Eflamm Caouissin, quel est votre avis sur cette reconnaissance ?
Aujourd’hui comme hier, c’est vrai, les pardons n’existent que par la participation de chacun d’entre nous. Mais, et c’est là où le bât blesse, la nouvelle génération peine à prendre le relais. Doit-on envisager à terme la mort de ce qui entretient cette âme bretonne ?
La spécificité des pardons, qui infuse la société (ou du moins qui le faisait autrefois, et dont nous avons encore quelques fruits) c’est bien la dimension bretonne (spirituelle et culturelle). Cette dimension qui donne à ces événements le succès qu’ils méritent. Le Pardon de Kernascléden en est un exemple : la liturgie est respectée, il existe un équilibre entre les trois langues utilisées (français, latin et breton), les costumes bretons sont portés, les jeunes et les anciens s’impliquent dans un travail commun intergénérationnel. Le résultat est clair : chaque année, la participation des fidèles augmente. Mais prenez tous les pardons qui oublient cette dimension bretonne : ils coulent. Coupez les racines d’une plante, et vous verrez le résultat !
La reconnaissance des pardons est avant tout populaire, par la participation du peuple à ces festivités. Mais dès l’instant où le peuple, ignorant sa propre histoire, laisse de côté ses racines, y compris chrétiennes, comment espérer une reconnaissance ? Comment espérer que chacun puisse voir dans ces pardons un outil d’évangélisation mais aussi un outil de transformation pastorale… et sociétale face à l’individualisme ?
Outre l’utilité non négligeable d’un inventaire précis de l’ensemble des pardons, la reconnaissance à l’Inventaire National du Patrimoine Immatériel, qui prend en compte la dimension essentielle de la langue bretonne dans ce patrimoine, permet par exemple de rappeler à ceux qui abandonneraient la célébration des pardons (incluant aussi la dimension bretonne) qu’ils participent de facto à la destruction de ce patrimoine immatériel.
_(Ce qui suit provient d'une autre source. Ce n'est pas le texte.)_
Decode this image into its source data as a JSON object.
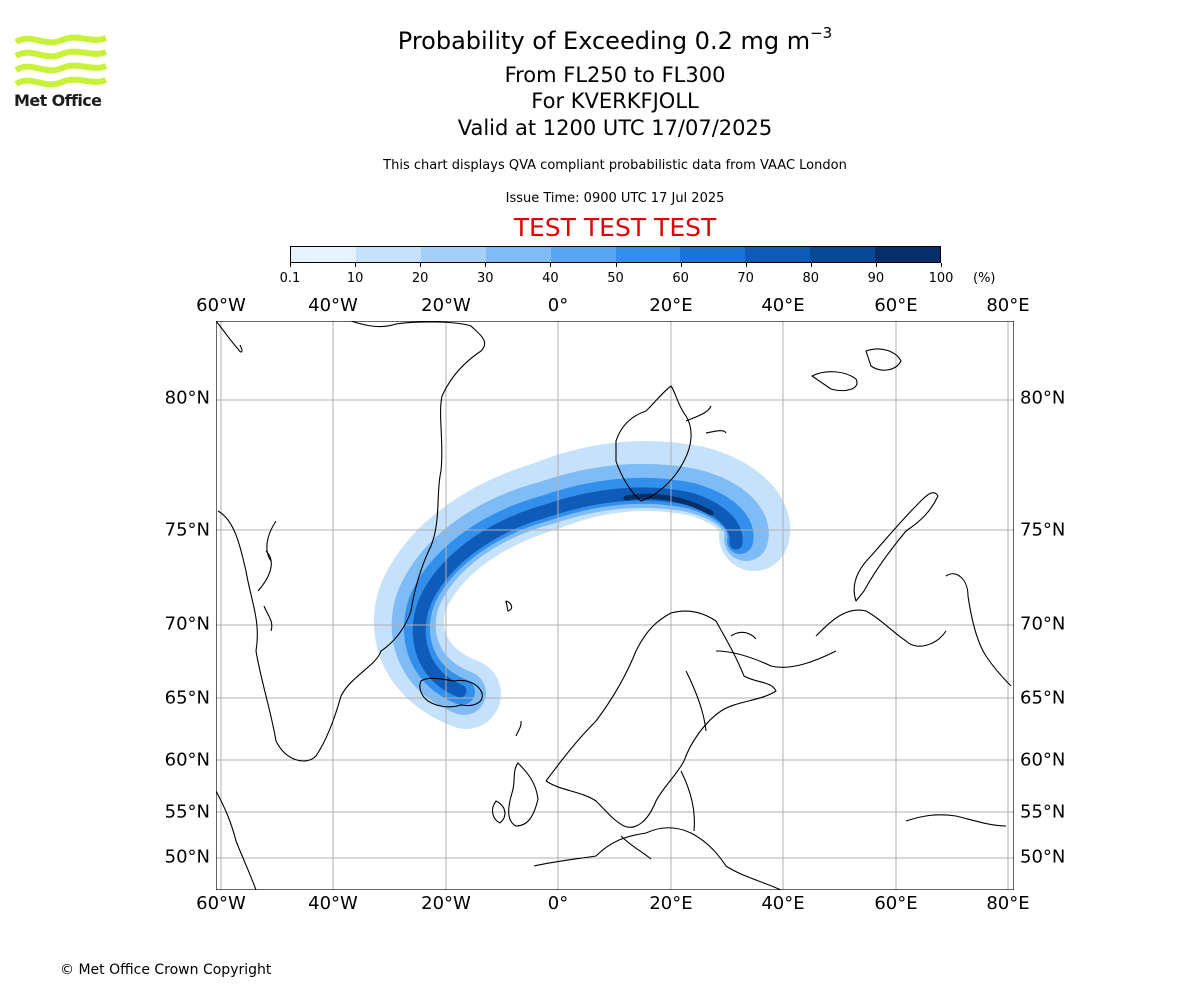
{
  "title": {
    "main_prefix": "Probability of Exceeding 0.2 mg m",
    "main_superscript": "−3",
    "levels": "From FL250 to FL300",
    "volcano": "For KVERKFJOLL",
    "valid": "Valid at 1200 UTC 17/07/2025"
  },
  "subtitle": "This chart displays QVA compliant probabilistic data from VAAC London",
  "issue_time": "Issue Time: 0900 UTC 17 Jul 2025",
  "test_banner": "TEST TEST TEST",
  "logo": {
    "text": "Met Office",
    "color": "#c8f23a"
  },
  "colorbar": {
    "units": "(%)",
    "ticks": [
      "0.1",
      "10",
      "20",
      "30",
      "40",
      "50",
      "60",
      "70",
      "80",
      "90",
      "100"
    ],
    "colors": [
      "#e6f2fd",
      "#c6e2fb",
      "#a4d0f8",
      "#7fbbf5",
      "#58a6f1",
      "#3290ec",
      "#1a74d6",
      "#0f5cb8",
      "#0a4895",
      "#052f66"
    ]
  },
  "map": {
    "lon_labels": [
      "60°W",
      "40°W",
      "20°W",
      "0°",
      "20°E",
      "40°E",
      "60°E",
      "80°E"
    ],
    "lat_labels": [
      "80°N",
      "75°N",
      "70°N",
      "65°N",
      "60°N",
      "55°N",
      "50°N"
    ],
    "plume_colors": {
      "outer": "#c6e2fb",
      "mid": "#7fbbf5",
      "inner": "#3290ec",
      "core": "#0f5cb8",
      "peak": "#052f66"
    }
  },
  "copyright": "© Met Office Crown Copyright"
}
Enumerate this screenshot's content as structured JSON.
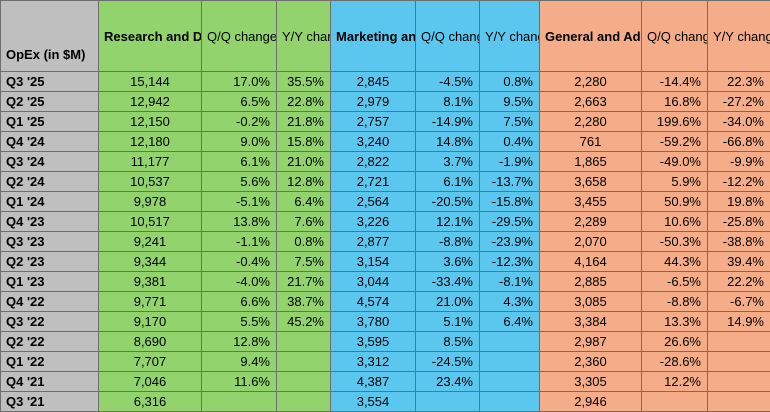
{
  "header": {
    "row_label": "OpEx (in $M)",
    "groups": [
      {
        "title": "Research and Development",
        "qq": "Q/Q change",
        "yy": "Y/Y change"
      },
      {
        "title": "Marketing and Sales",
        "qq": "Q/Q change",
        "yy": "Y/Y change"
      },
      {
        "title": "General and Administrative",
        "qq": "Q/Q change",
        "yy": "Y/Y change"
      }
    ]
  },
  "colors": {
    "label_column": "#bfbfbf",
    "research_development": "#92d36e",
    "marketing_sales": "#5bc7ef",
    "general_admin": "#f4ad88"
  },
  "rows": [
    {
      "q": "Q3 '25",
      "rd": "15,144",
      "rd_qq": "17.0%",
      "rd_yy": "35.5%",
      "ms": "2,845",
      "ms_qq": "-4.5%",
      "ms_yy": "0.8%",
      "ga": "2,280",
      "ga_qq": "-14.4%",
      "ga_yy": "22.3%"
    },
    {
      "q": "Q2 '25",
      "rd": "12,942",
      "rd_qq": "6.5%",
      "rd_yy": "22.8%",
      "ms": "2,979",
      "ms_qq": "8.1%",
      "ms_yy": "9.5%",
      "ga": "2,663",
      "ga_qq": "16.8%",
      "ga_yy": "-27.2%"
    },
    {
      "q": "Q1 '25",
      "rd": "12,150",
      "rd_qq": "-0.2%",
      "rd_yy": "21.8%",
      "ms": "2,757",
      "ms_qq": "-14.9%",
      "ms_yy": "7.5%",
      "ga": "2,280",
      "ga_qq": "199.6%",
      "ga_yy": "-34.0%"
    },
    {
      "q": "Q4 '24",
      "rd": "12,180",
      "rd_qq": "9.0%",
      "rd_yy": "15.8%",
      "ms": "3,240",
      "ms_qq": "14.8%",
      "ms_yy": "0.4%",
      "ga": "761",
      "ga_qq": "-59.2%",
      "ga_yy": "-66.8%"
    },
    {
      "q": "Q3 '24",
      "rd": "11,177",
      "rd_qq": "6.1%",
      "rd_yy": "21.0%",
      "ms": "2,822",
      "ms_qq": "3.7%",
      "ms_yy": "-1.9%",
      "ga": "1,865",
      "ga_qq": "-49.0%",
      "ga_yy": "-9.9%"
    },
    {
      "q": "Q2 '24",
      "rd": "10,537",
      "rd_qq": "5.6%",
      "rd_yy": "12.8%",
      "ms": "2,721",
      "ms_qq": "6.1%",
      "ms_yy": "-13.7%",
      "ga": "3,658",
      "ga_qq": "5.9%",
      "ga_yy": "-12.2%"
    },
    {
      "q": "Q1 '24",
      "rd": "9,978",
      "rd_qq": "-5.1%",
      "rd_yy": "6.4%",
      "ms": "2,564",
      "ms_qq": "-20.5%",
      "ms_yy": "-15.8%",
      "ga": "3,455",
      "ga_qq": "50.9%",
      "ga_yy": "19.8%"
    },
    {
      "q": "Q4 '23",
      "rd": "10,517",
      "rd_qq": "13.8%",
      "rd_yy": "7.6%",
      "ms": "3,226",
      "ms_qq": "12.1%",
      "ms_yy": "-29.5%",
      "ga": "2,289",
      "ga_qq": "10.6%",
      "ga_yy": "-25.8%"
    },
    {
      "q": "Q3 '23",
      "rd": "9,241",
      "rd_qq": "-1.1%",
      "rd_yy": "0.8%",
      "ms": "2,877",
      "ms_qq": "-8.8%",
      "ms_yy": "-23.9%",
      "ga": "2,070",
      "ga_qq": "-50.3%",
      "ga_yy": "-38.8%"
    },
    {
      "q": "Q2 '23",
      "rd": "9,344",
      "rd_qq": "-0.4%",
      "rd_yy": "7.5%",
      "ms": "3,154",
      "ms_qq": "3.6%",
      "ms_yy": "-12.3%",
      "ga": "4,164",
      "ga_qq": "44.3%",
      "ga_yy": "39.4%"
    },
    {
      "q": "Q1 '23",
      "rd": "9,381",
      "rd_qq": "-4.0%",
      "rd_yy": "21.7%",
      "ms": "3,044",
      "ms_qq": "-33.4%",
      "ms_yy": "-8.1%",
      "ga": "2,885",
      "ga_qq": "-6.5%",
      "ga_yy": "22.2%"
    },
    {
      "q": "Q4 '22",
      "rd": "9,771",
      "rd_qq": "6.6%",
      "rd_yy": "38.7%",
      "ms": "4,574",
      "ms_qq": "21.0%",
      "ms_yy": "4.3%",
      "ga": "3,085",
      "ga_qq": "-8.8%",
      "ga_yy": "-6.7%"
    },
    {
      "q": "Q3 '22",
      "rd": "9,170",
      "rd_qq": "5.5%",
      "rd_yy": "45.2%",
      "ms": "3,780",
      "ms_qq": "5.1%",
      "ms_yy": "6.4%",
      "ga": "3,384",
      "ga_qq": "13.3%",
      "ga_yy": "14.9%"
    },
    {
      "q": "Q2 '22",
      "rd": "8,690",
      "rd_qq": "12.8%",
      "rd_yy": "",
      "ms": "3,595",
      "ms_qq": "8.5%",
      "ms_yy": "",
      "ga": "2,987",
      "ga_qq": "26.6%",
      "ga_yy": ""
    },
    {
      "q": "Q1 '22",
      "rd": "7,707",
      "rd_qq": "9.4%",
      "rd_yy": "",
      "ms": "3,312",
      "ms_qq": "-24.5%",
      "ms_yy": "",
      "ga": "2,360",
      "ga_qq": "-28.6%",
      "ga_yy": ""
    },
    {
      "q": "Q4 '21",
      "rd": "7,046",
      "rd_qq": "11.6%",
      "rd_yy": "",
      "ms": "4,387",
      "ms_qq": "23.4%",
      "ms_yy": "",
      "ga": "3,305",
      "ga_qq": "12.2%",
      "ga_yy": ""
    },
    {
      "q": "Q3 '21",
      "rd": "6,316",
      "rd_qq": "",
      "rd_yy": "",
      "ms": "3,554",
      "ms_qq": "",
      "ms_yy": "",
      "ga": "2,946",
      "ga_qq": "",
      "ga_yy": ""
    }
  ]
}
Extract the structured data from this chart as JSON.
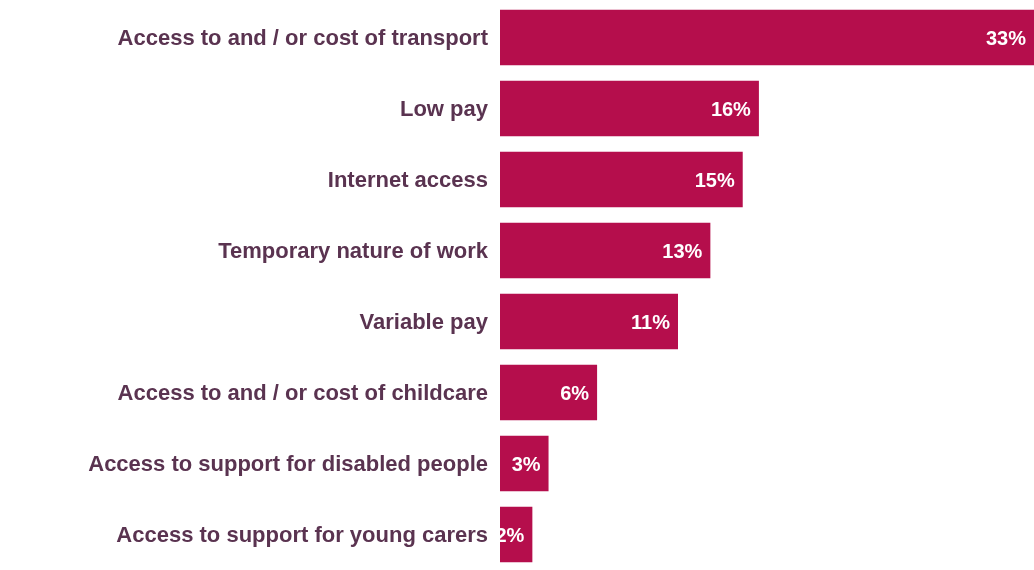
{
  "chart_data": {
    "type": "bar",
    "orientation": "horizontal",
    "categories": [
      "Access to and / or cost of transport",
      "Low pay",
      "Internet access",
      "Temporary nature of work",
      "Variable pay",
      "Access to and / or cost of childcare",
      "Access to support for disabled people",
      "Access to support for young carers"
    ],
    "values": [
      33,
      16,
      15,
      13,
      11,
      6,
      3,
      2
    ],
    "value_labels": [
      "33%",
      "16%",
      "15%",
      "13%",
      "11%",
      "6%",
      "3%",
      "2%"
    ],
    "color": "#b50e4c"
  }
}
Cette reconnaissance est donc aussi une responsabilisation des Bretons. L’Etat Français reconnait ce patrimoine. Comment imaginer alors que les Bretons puissent s’en désintéresser ?
L’inventaire met en évidence des points qui semble si naturels qu’ils en sont presque oubliés ou laissés de côtés, comme les rites, les fontaines, les feu de joie… A nous de nous saisir de ces rites pour en retrouver le sens et le partager, à une époque où ils peuvent sans aucun doute parler à l’homme, dans ce monde plat et inerte dont parle Bernard Rio.